The greatest disadvantages noted for the all-inside technique are (1) the learning curve, because it is technically more challenging; (2) the potential risk of the graft “bottoming out,” resulting in inadequate tension; and (3) its high cost, because it requires a single-use retrograde drill aiming device for each tunnel. Our 4ST construct allows the possibility of saving the gracilis, which has been shown to have some impact on controlling the internal rotation and screw-home mechanism of the tibia, which will diminish the effect of dynamic instability under rotational loads of the knee, especially during some types of sports, when both the ST and gracilis are used for ACL grafting.4 With this graft construct, we always obtain a larger graft diameter (mean, 8.6 mm) than with the standard ST-gracilis graft, which according to Magnussen et al.5 is associated with a lower rate of revision (diameter >8 mm). A drawback of this 4ST construct is the length of the graft, which in some cases could be insufficient. On the other hand, we know from the literature that almost 80% of the population has a ST tendon length of 28 cm or more and that 10 to 15 mm and 15 to 20 mm of the graft length inside the femoral and tibial tunnels, respectively, are sufficient for graft healing,6 which means it is appropriate for the large majority of the cases. The adjustable-length loop button has the necessary biomechanical properties regarding ultimate failure strength, displacement, and stiffness for initial fixation in ACL reconstruction,7 avoiding the complications of the interference screws and allowing a 360° filling of the socket, which probably results in less graft motion and synovial fluid leakage into the socket.

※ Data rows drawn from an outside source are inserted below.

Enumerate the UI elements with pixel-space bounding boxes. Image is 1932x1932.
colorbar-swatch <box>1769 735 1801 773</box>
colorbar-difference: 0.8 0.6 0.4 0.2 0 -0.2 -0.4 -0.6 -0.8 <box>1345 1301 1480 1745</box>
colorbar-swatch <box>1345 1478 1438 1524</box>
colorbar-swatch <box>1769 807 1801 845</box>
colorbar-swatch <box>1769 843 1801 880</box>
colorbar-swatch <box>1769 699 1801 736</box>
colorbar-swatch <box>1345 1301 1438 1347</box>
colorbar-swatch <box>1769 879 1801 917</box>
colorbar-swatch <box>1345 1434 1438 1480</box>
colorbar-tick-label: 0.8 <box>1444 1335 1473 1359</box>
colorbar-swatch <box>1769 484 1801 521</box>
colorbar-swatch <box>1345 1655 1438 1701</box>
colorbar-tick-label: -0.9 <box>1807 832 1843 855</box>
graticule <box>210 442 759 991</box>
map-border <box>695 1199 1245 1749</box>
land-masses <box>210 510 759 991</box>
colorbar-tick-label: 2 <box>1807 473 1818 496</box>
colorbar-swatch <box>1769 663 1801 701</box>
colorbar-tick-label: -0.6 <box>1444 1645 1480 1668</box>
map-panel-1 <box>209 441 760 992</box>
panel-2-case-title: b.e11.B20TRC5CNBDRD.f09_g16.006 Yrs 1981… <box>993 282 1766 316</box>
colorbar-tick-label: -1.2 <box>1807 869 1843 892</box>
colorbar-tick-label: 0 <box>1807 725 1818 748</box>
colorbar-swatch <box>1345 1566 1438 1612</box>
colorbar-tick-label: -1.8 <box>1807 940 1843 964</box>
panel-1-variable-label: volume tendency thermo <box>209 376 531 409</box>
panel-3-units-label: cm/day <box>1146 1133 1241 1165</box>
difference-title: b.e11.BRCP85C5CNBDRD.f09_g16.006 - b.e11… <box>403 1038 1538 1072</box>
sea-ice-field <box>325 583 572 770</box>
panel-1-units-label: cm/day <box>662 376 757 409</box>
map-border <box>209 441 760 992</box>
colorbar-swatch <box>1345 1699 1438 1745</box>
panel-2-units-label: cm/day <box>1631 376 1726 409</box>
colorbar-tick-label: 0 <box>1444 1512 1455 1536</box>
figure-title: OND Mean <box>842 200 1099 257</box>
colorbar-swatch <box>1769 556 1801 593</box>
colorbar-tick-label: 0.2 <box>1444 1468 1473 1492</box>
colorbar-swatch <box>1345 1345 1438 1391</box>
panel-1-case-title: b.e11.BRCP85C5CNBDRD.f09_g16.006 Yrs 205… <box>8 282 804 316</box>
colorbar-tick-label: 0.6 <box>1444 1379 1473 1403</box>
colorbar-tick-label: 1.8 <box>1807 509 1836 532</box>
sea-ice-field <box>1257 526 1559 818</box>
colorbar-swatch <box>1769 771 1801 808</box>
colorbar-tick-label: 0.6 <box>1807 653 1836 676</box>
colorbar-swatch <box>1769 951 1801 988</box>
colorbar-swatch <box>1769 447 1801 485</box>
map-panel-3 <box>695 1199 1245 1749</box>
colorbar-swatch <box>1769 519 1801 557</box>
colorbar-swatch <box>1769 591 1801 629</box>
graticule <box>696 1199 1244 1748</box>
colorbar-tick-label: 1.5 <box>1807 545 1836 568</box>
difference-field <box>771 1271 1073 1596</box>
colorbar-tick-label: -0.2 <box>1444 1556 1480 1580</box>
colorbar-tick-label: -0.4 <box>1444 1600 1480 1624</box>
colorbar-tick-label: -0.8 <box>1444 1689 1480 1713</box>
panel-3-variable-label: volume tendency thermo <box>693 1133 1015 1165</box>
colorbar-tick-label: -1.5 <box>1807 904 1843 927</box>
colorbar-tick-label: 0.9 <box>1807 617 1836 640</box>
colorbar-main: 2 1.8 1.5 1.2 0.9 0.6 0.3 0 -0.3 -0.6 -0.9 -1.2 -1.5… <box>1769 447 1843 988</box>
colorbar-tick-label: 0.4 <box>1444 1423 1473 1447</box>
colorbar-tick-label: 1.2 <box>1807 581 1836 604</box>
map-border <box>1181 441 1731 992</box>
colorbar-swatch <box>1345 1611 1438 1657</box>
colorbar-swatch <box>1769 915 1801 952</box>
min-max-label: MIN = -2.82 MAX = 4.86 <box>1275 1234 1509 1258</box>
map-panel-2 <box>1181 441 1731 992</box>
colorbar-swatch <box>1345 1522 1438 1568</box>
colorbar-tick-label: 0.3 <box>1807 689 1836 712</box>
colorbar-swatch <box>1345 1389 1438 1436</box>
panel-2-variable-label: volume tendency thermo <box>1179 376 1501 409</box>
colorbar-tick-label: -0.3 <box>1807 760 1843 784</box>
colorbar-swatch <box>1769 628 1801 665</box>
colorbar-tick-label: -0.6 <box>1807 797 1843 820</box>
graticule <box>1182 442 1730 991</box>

There is a lack of consensus regarding pre-tensioning and preconditioning protocols in the literature.8 Some authors recommend graft pre-tensioning at 500 N, but it has been shown that high-load pre-tensioning results in alteration of the collagen fibrillar ultrastructure. On the other hand, recent literature has reported that the intra-articular graft tension was significantly lower than the applied tension from outside of the joint, even after cyclic loading and pre-tensioning, so the answer to this question remains unclear. For this reason, we follow the majority of studies (80%), which use at least 1 pre-tensioning or preconditioning protocol between 80 and 89 N.8
A limitation of the described technique is the impossibility of preserving the ACL tibial remnant, which we know contributes to its proprioception and vascularization, biomechanically protecting the graft.9 Therefore, when the ACL rupture leaves a large tibial remnant, to preserve it, we recommend alternative techniques as previously described (complete outside-in tibial tunnel).10
Our technique represents an important step forward because we can keep the philosophy of the all-inside ACL reconstruction and its main steps, and adapt it to any adjustable-length loop button and, at the same time, we can decrease the cost of surgery and instrumentation by avoiding the retrograde drill aiming device (Fig 6). The noted advantages have a direct economic impact on the all-inside ACL reconstruction technique, making it more accessible, while its simplicity and reproducibility are maintained.
Footnotes
The authors report that they have no conflicts of interest in the authorship and publication of this article. Full ICMJE author disclosure forms are available for this article online, as supplementary material.